In short, the Academy Awards handout, by its very nature, is a capricious process—and not to be taken as the genuine measure of any actor, director or film. Viewed historically—with a knowledge of those films, careers and performances that have stood the test of time—many of the most significant were passed over and ignored. In many cases, actors or directors were acknowledged only years after their best work. Honorary awards for “lifetime achievement” were intended to make amends.

Filmmaking is a harsh business, driven by commercial imperatives. Only on occasion have important social moods—and the personalities that corresponded to them—broken through.

Of course, Hollywood must reflect, in its own highly peculiar fashion, the general trends in American society. If anything, the overall quality of the winning films over the past 15 years has worsened (with a few exceptions), and the mediocre has been joined by the hysterical or ultra-violent: American Beauty, Gladiator, A Beautiful Mind, Million Dollar Baby, Crash, The Departed, No Country for Old Men, The Hurt Locker, The King’s Speech, Argo and Birdman.
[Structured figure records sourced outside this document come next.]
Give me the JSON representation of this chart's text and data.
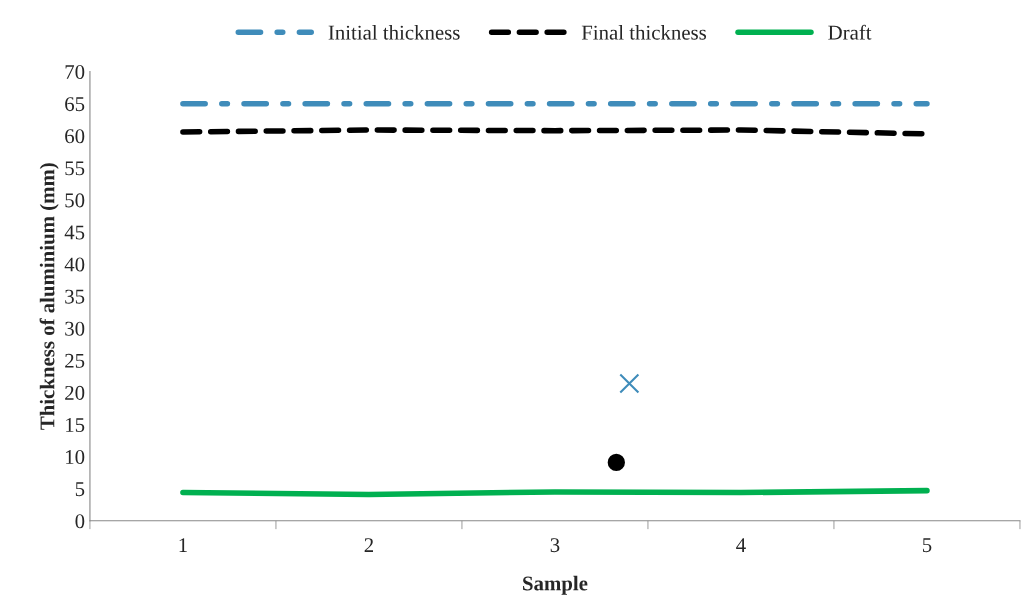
{
  "chart_data": {
    "type": "line",
    "xlabel": "Sample",
    "ylabel": "Thickness of aluminium (mm)",
    "x": [
      1,
      2,
      3,
      4,
      5
    ],
    "xlim": [
      0.5,
      5.5
    ],
    "xticks": [
      {
        "value": 0.5,
        "label": null
      },
      1,
      {
        "value": 1.5,
        "label": null
      },
      2,
      {
        "value": 2.5,
        "label": null
      },
      3,
      {
        "value": 3.5,
        "label": null
      },
      4,
      {
        "value": 4.5,
        "label": null
      },
      5,
      {
        "value": 5.5,
        "label": null
      }
    ],
    "ylim": [
      0,
      70
    ],
    "yticks": [
      0,
      5,
      10,
      15,
      20,
      25,
      30,
      35,
      40,
      45,
      50,
      55,
      60,
      65,
      70
    ],
    "grid": false,
    "legend": "top",
    "series": [
      {
        "name": "Initial thickness",
        "color": "#3f8cba",
        "line_style": "dashdot",
        "marker": "none",
        "values": [
          65,
          65,
          65,
          65,
          65
        ]
      },
      {
        "name": "Final thickness",
        "color": "#000000",
        "line_style": "dashed",
        "marker": "none",
        "values": [
          60.6,
          60.9,
          60.8,
          60.9,
          60.3
        ]
      },
      {
        "name": "Draft",
        "color": "#00b050",
        "line_style": "solid",
        "marker": "none",
        "values": [
          4.4,
          4.1,
          4.5,
          4.4,
          4.7
        ]
      },
      {
        "type": "scatter",
        "color": "#3f8cba",
        "marker": "cross",
        "x": [
          3.4
        ],
        "values": [
          21.4
        ]
      },
      {
        "type": "scatter",
        "color": "#000000",
        "marker": "circle",
        "x": [
          3.33
        ],
        "values": [
          9.1
        ]
      }
    ]
  }
}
In any event, no one among the identity politics crowd criticizes the social outlook or orientation of the average Hollywood production. Lee, who deserves a special award for the most overrated American film director in recent decades, is an avid defender of capitalism and entrepreneurship (with an estimated net worth of $40 million), who has directed commercials for a host of large corporations, including Nike, Converse, Jaguar, Taco Bell and Levi Strauss.

There is every reason for protest against the current state of Hollywood filmmaking, but on quite other grounds. Where are the films, for example, denouncing 15 years of the brutal “war on terror,” with its accompanying attacks on democratic rights and its threat of police-state rule? Where are the films indicting the Bush and Obama administrations for their war crimes? Where are the writers and directors obsessed by the malignant growth of social inequality in America? There is no shortage of things to be outraged about…

As we noted in a previous article, the American film industry’s genuine lack of diversity at present lies in its almost exclusive treatment of the not terribly intriguing opinions, feelings and foibles of the better-off, self-obsessed petty bourgeoisie. The increased presence of the working class as an independent force in American social and political affairs, of which we now see the first signs, will do more than anything else to break up the current stagnant, constricted atmosphere in art and film.